Editorial

Wind Over Dark Tickle.

Title of a captivating children’s book about the ebb and flow of cod in the seas off Newfoundland. Book that’s headed for a tv adaptation since its producers have just been awarded money through one of Canada’s support funds. Program that all Canadians have a reasonable chance of seeing. Small wonder of national cultural dream, in which stories from one end of a land forcibly linked by rail entertain the good burghers at the other end of the land, and every whistle stop in between.

But, alas, small wonders are not comfort enough. (Or else the comfort factor has simply blown itself out above the vortex that is Ontario.) Reasoned but familiar Western plaints crash ashore with the tide, sown with the seeds in spring. And as the politicians call for the will of the people – to wit, what’s needed from the national public broadcaster and the federal policy on feature film production – the chorus of suggestions becomes the wail of a storm.

The Prairies say the cbc, currently trying to reel 31 new licences from the crtc, needs financing envelopes and broadcast slots dedicated to Prairie productions. Educational channel scn even calls for an end to big-budget drama and sports on the cbc, suggesting the Corporation serve instead as ‘Canada’s source of information about itself.’

Not clear what that would portend, but the gist of it is that the regions need to show up more on-air. Now that cbc has a strong hint from the crtc that its future does not include more new specialty channels (see ‘French specs,’ p. 1), maybe the tailwind pushing the ‘Regions ‘R Us’ lobby within the pubcaster will gain new force.

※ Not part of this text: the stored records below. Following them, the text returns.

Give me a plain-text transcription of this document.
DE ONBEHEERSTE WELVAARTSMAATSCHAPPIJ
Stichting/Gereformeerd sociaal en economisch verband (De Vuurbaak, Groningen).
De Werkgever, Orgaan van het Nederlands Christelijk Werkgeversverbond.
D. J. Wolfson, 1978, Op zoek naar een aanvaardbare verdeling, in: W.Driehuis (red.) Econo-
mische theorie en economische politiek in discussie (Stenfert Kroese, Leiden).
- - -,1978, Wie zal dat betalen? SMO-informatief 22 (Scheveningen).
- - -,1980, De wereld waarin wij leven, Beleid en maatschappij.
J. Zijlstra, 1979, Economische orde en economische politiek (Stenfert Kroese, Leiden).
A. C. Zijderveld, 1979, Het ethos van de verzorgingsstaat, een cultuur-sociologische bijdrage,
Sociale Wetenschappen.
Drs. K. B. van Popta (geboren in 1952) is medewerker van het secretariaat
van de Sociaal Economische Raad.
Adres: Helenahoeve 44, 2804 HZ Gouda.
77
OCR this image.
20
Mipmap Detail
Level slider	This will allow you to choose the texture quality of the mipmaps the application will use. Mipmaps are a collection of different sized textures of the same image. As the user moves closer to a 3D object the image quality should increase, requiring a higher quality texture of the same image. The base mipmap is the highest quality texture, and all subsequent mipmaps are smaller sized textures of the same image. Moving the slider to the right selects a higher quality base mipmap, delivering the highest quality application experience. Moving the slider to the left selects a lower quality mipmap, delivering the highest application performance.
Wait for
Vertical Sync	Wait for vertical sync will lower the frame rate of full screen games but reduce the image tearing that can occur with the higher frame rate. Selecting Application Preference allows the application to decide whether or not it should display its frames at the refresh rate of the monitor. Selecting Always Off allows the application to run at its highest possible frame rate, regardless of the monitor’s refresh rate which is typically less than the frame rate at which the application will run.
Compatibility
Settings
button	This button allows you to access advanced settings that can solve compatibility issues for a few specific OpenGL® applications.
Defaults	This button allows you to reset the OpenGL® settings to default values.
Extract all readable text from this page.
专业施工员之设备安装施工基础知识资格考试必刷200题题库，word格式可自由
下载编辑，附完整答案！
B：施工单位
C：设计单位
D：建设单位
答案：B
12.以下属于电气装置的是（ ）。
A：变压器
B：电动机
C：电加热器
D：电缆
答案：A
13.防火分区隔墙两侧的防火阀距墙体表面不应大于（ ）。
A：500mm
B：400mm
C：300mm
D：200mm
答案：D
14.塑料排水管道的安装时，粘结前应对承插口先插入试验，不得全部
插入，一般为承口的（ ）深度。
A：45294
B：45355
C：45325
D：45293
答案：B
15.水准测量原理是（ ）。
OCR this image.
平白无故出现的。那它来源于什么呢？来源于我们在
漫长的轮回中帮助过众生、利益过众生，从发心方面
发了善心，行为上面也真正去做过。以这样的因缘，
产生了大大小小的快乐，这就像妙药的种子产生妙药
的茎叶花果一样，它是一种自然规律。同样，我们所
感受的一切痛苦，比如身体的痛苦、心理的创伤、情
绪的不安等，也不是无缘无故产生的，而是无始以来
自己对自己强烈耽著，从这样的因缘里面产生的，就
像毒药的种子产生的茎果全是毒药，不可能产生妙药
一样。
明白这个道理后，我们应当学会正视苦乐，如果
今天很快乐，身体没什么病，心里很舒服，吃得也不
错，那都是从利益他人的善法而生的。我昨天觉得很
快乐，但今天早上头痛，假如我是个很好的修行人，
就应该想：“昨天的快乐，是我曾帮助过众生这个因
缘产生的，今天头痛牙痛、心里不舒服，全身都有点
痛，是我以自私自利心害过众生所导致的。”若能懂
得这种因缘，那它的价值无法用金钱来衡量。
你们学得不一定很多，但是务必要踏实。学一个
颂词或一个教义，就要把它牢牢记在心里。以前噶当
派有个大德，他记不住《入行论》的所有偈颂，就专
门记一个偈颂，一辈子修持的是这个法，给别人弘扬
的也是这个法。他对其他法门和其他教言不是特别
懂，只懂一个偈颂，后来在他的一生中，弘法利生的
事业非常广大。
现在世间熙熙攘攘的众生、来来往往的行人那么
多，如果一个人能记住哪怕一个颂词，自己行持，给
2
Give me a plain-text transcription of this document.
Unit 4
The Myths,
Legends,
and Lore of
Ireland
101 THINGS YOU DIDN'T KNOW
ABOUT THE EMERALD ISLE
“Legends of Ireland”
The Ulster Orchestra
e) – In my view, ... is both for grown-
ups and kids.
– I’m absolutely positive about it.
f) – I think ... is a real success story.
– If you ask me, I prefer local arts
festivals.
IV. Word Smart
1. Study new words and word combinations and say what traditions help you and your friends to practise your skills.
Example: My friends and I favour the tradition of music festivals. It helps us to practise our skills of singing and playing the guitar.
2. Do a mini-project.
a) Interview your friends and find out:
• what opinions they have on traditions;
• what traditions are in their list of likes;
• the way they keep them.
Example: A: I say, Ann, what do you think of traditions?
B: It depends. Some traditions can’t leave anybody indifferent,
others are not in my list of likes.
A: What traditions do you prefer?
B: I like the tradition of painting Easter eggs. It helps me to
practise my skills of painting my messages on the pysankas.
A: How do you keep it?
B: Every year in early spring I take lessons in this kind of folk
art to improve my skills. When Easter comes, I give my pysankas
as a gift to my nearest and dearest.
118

Meanwhile, on the port side in b.c., the focus of discontent is the prospect of a new feature film fund that would amend the federal Production Services Tax Credit so that only Canadian producers making Canadian features would have access. b.c. Culture Minister Ian Waddell wants that idea uprooted before any new fund takes hold in the government’s imagination since he argues that the service-dominated film industry in b.c. ‘is as important as [the industry] in Central Canada.’ He wants to plant the notion that the country needs two main English-language (production) centers, they being Toronto and Vancouver.

As usual, the federally commissioned report and its detractors in the regions are after the same ends: a stronger industry, feature production in particular; trouble is, the national strategy would undercut the regional growth. So it’s time for the regional growers to sow solutions instead of just the seeds of discontent.

The growing pains of a maturing industry: they tend to get worse before they get better. Like the cod disappearing before slowly returning to the barren seas and the wind coaxing a low laugh from dark tickle.